Record fines in the U.S. for banks in 2012

banks fined in U.S.Banks were penalized this year in the U.S. with record fines of over $10.7 billion for irregularities ranging from money laundering to Iran, to interest manipulation and house foreclosures, under dubious circumstances.

UBS Swiss group paid the largest fine – the bank recently agreed to pay U.S. authorities $1.2 billion to close the investigation into the handling of the Libor index. The index affects the interest rate on loans of hundreds of trillions of dollars worldwide, from consumer loans to financing for huge corporations.

Slightly more than half of these fines against banks in the U.S. were caused by mortgage irregularities. Most of the proceeds were distributed to assist the owners that were targeted by the banks, according to CNN Money. U.S. authorities have created in the spring a fund for compensating individuals and families foreclosed by banks under flawed circumstances, with funding of $1.5 billion coming from financial industry fines. Other $3.5 billion collected also from banks went to federal and state authorities in the U.S. to fund financial counseling and legal services for people who have or want to get a mortgage.

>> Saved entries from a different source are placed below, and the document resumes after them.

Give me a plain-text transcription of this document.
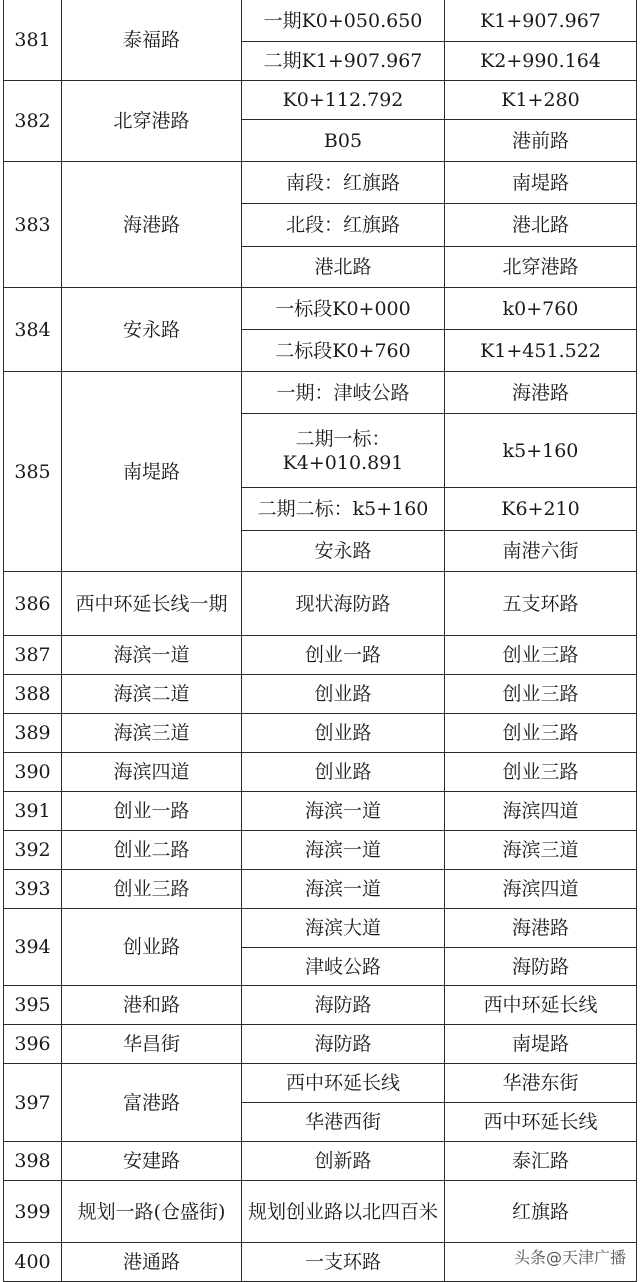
381	泰福路	一期K0+050.650	K1+907.967
		二期K1+907.967	K2+990.164
382	北穿港路	K0+112.792	K1+280
		B05	港前路
383	海港路	南段：红旗路	南堤路
		北段：红旗路	港北路
		港北路	北穿港路
384	安永路	一标段K0+000	k0+760
		二标段K0+760	K1+451.522
385	南堤路	一期：津岐公路	海港路
		二期一标：K4+010.891	k5+160
		二期二标：k5+160	K6+210
		安永路	南港六街
386	西中环延长线一期	现状海防路	五支环路
387	海滨一道	创业一路	创业三路
388	海滨二道	创业路	创业三路
389	海滨三道	创业路	创业三路
390	海滨四道	创业路	创业三路
391	创业一路	海滨一道	海滨四道
392	创业二路	海滨一道	海滨三道
393	创业三路	海滨一道	海滨四道
394	创业路	海滨大道	海港路
		津岐公路	海防路
395	港和路	海防路	西中环延长线
396	华昌街	海防路	南堤路
397	富港路	西中环延长线	华港东街
		华港西街	西中环延长线
398	安建路	创新路	泰汇路
399	规划一路(仓盛街)	规划创业路以北四百米	红旗路
400	港通路	一支环路		头条@天津广播
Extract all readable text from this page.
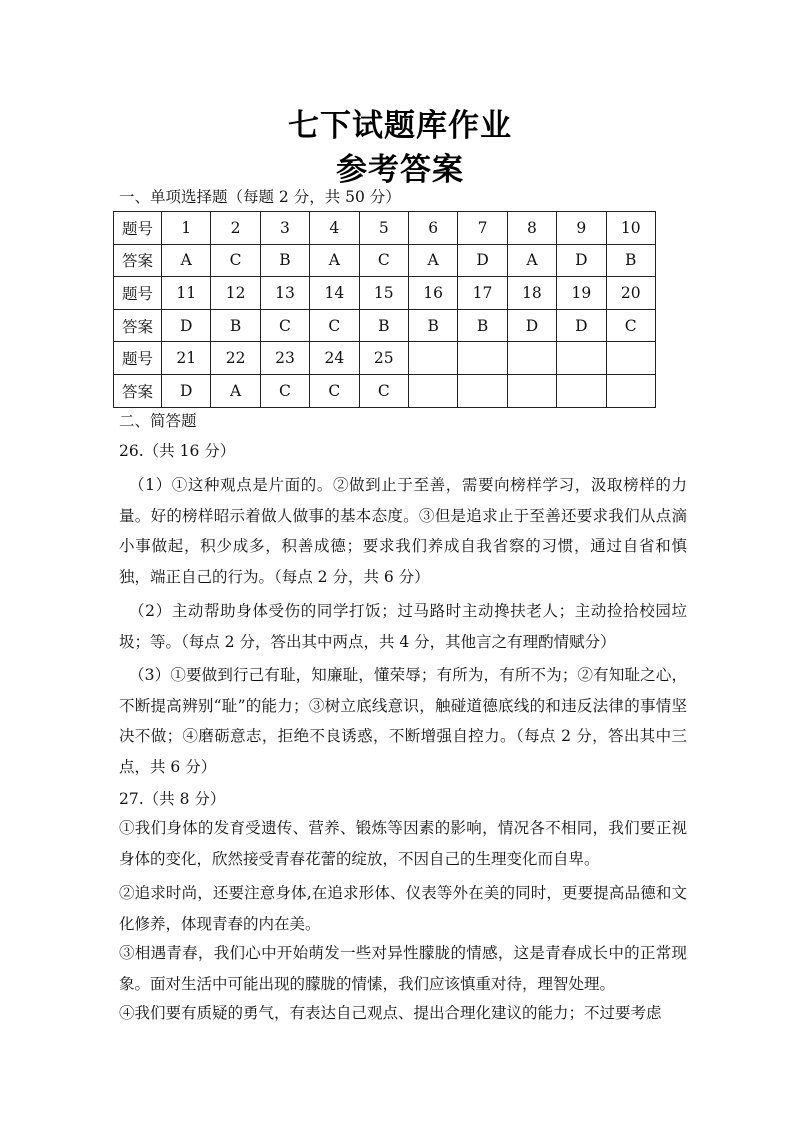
七下试题库作业
参考答案
一、单项选择题（每题 2 分，共 50 分）
题号	1	2	3	4	5	6	7	8	9	10
答案	A	C	B	A	C	A	D	A	D	B
题号	11	12	13	14	15	16	17	18	19	20
答案	D	B	C	C	B	B	B	D	D	C
题号	21	22	23	24	25					
答案	D	A	C	C	C					
二、简答题
26.（共 16 分）
（1）①这种观点是片面的。②做到止于至善，需要向榜样学习，汲取榜样的力量。好的榜样昭示着做人做事的基本态度。③但是追求止于至善还要求我们从点滴小事做起，积少成多，积善成德；要求我们养成自我省察的习惯，通过自省和慎独，端正自己的行为。（每点 2 分，共 6 分）
（2）主动帮助身体受伤的同学打饭；过马路时主动搀扶老人；主动捡拾校园垃圾；等。（每点 2 分，答出其中两点，共 4 分，其他言之有理酌情赋分）
（3）①要做到行己有耻，知廉耻，懂荣辱；有所为，有所不为；②有知耻之心，不断提高辨别“耻”的能力；③树立底线意识，触碰道德底线的和违反法律的事情坚决不做；④磨砺意志，拒绝不良诱惑，不断增强自控力。（每点 2 分，答出其中三点，共 6 分）
27.（共 8 分）
①我们身体的发育受遗传、营养、锻炼等因素的影响，情况各不相同，我们要正视身体的变化，欣然接受青春花蕾的绽放，不因自己的生理变化而自卑。
②追求时尚，还要注意身体,在追求形体、仪表等外在美的同时，更要提高品德和文化修养，体现青春的内在美。
③相遇青春，我们心中开始萌发一些对异性朦胧的情感，这是青春成长中的正常现象。面对生活中可能出现的朦胧的情愫，我们应该慎重对待，理智处理。
④我们要有质疑的勇气，有表达自己观点、提出合理化建议的能力；不过要考虑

Investors who were victims of Bernard Madoff will be compensated in the amount of $210 million collected from Bank of New York Mellon, which directed customers to his Ponzi scheme.

Almost half of the fines, representing over $5 billion remained in U.S. Treasury accounts. This amount includes $3.2 billion paid by HSBC and other banks after an investigation into transactions with entities originating from countries under economic embargo, such as Cuba and Iran, which included charges of money laundering.

U.S. authorities have raised approximately $1.5 billion from UBS and Barclays for interest manipulation and another $335 million from Deutsche Bank and a U.S. mortgage lender for selling mortgage packages without risk identification.

Almost all irregularities penalized this year were committed before 2012. Other fines will follow for problems occurred this year such as the huge loss of $5.8 billion from JPMorgan Chase or allegations of fraud that led to the collapse of Peregrine Financial Group.

According to Thomson Reuters estimates, financial sector companies listed on the New York Stock Exchange and included in the S & P 500 have achieved this year profits totaling $167.7 billion, 21% higher than in 2011. The amount does not include the profit of big foreign banks with active in the U.S. such as UBS, HSBC and Deutsche Bank. The shares of the big banks fined this year went up by 20%.